A bit late on this one. One needs to consider length, overall length vs barrel length, width, weight, height, grip length.
To be legal in Canada the major consideration asides from the evil list and the evil calibres is the barrel length. So, if one chooses a handgun with the smallest amount of metal BEHIND that barrel, one is choosing the SHORTEST handgun.
However, after many months of playing I have still yet to come up with a decision on what is the smallest handgun suitable for my purposes, legal in Canada.
My votes would have to go to the H&K P7series (P7M8 and P7PSP) which are both outstanding handguns, deadly accurate with somewhat less muzzle flip, etc., than most others due to fixed barrel and inline gas discharge recoil assembly (piston). It is only in 9mm mind you, but the latest tests have shown that there is not much difference between effectiveness in stopping bears, etc., with a 9mm or .45 using 'engineered' rounds. One needs to move up to .44 magnum and that ilk in order to see a significant improvement in effectiveness, with that 44 magnum being a real humdinger in terms of wound channel and energy transfer. Dirty Harry had it right.

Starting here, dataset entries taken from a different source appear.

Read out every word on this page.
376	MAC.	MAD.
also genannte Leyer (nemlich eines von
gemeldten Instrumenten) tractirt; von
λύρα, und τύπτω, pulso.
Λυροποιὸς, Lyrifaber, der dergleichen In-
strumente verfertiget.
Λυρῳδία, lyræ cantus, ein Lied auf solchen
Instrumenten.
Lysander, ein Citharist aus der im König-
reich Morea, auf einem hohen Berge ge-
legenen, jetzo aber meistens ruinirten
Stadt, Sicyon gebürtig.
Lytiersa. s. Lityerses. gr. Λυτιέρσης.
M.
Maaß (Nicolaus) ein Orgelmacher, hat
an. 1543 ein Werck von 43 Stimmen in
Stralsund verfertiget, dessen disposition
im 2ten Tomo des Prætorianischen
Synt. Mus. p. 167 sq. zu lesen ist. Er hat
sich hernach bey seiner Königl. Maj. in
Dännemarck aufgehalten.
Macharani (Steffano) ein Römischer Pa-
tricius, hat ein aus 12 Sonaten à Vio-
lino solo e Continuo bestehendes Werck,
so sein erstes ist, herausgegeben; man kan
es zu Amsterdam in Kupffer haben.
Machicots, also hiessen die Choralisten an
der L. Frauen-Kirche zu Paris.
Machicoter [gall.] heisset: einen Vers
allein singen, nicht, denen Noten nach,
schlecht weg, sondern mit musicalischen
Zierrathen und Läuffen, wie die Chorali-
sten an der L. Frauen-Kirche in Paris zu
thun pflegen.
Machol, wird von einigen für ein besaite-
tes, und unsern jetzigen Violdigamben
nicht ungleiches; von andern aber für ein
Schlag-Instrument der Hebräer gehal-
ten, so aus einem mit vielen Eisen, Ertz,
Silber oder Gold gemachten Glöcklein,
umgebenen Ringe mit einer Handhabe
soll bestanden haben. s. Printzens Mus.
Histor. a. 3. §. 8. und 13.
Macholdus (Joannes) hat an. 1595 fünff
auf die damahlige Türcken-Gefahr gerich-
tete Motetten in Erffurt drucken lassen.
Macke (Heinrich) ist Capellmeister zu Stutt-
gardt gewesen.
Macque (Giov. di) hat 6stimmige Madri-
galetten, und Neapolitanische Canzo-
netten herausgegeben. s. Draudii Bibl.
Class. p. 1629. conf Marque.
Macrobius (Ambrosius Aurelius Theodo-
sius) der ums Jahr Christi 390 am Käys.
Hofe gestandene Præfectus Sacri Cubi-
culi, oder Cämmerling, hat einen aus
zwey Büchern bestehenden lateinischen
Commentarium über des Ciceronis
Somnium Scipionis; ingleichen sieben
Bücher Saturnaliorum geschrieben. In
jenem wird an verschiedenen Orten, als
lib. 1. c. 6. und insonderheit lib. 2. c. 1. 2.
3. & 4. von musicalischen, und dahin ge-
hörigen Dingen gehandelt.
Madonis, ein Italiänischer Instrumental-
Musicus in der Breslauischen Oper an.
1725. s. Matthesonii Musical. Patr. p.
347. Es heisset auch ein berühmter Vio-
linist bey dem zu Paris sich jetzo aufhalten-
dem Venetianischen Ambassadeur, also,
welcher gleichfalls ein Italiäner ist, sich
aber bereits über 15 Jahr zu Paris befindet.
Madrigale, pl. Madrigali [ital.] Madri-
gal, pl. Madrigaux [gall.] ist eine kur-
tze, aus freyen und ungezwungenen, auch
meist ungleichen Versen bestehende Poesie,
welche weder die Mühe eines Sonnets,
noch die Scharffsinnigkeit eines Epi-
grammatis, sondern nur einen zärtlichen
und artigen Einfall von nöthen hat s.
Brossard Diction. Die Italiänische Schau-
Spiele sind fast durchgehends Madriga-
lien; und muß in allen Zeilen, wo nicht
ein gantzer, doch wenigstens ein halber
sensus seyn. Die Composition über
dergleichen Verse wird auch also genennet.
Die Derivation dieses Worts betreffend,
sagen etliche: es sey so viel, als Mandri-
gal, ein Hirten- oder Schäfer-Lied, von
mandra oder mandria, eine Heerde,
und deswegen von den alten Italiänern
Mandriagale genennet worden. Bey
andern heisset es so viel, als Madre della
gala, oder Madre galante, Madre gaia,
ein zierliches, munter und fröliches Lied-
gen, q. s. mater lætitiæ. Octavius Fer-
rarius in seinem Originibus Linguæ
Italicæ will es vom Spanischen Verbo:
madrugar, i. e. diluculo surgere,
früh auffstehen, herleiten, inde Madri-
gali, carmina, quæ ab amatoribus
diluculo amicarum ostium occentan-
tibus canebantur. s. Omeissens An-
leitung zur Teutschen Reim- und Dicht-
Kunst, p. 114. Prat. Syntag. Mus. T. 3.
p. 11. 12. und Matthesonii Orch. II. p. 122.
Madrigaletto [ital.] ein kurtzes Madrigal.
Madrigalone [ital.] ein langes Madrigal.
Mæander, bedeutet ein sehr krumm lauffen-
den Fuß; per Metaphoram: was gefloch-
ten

I happen to like the smaller calibres: 9mm, .40 and .45 and there is not a huge difference between them regardless of the old wives' tales that continue to float around (when using engineered rounds like Gold Dots or Federal Hydra Shocks, etc.)
And if you are thinking in terms of small, then you need to be thinking of the H&K P7's. We own two P7M8's and they are lovely guns. Also own two P7PSP's and they too are nice. Only issue is the price I guess. The P7M8's run at around $2,000 and spare magazines at about $80 each.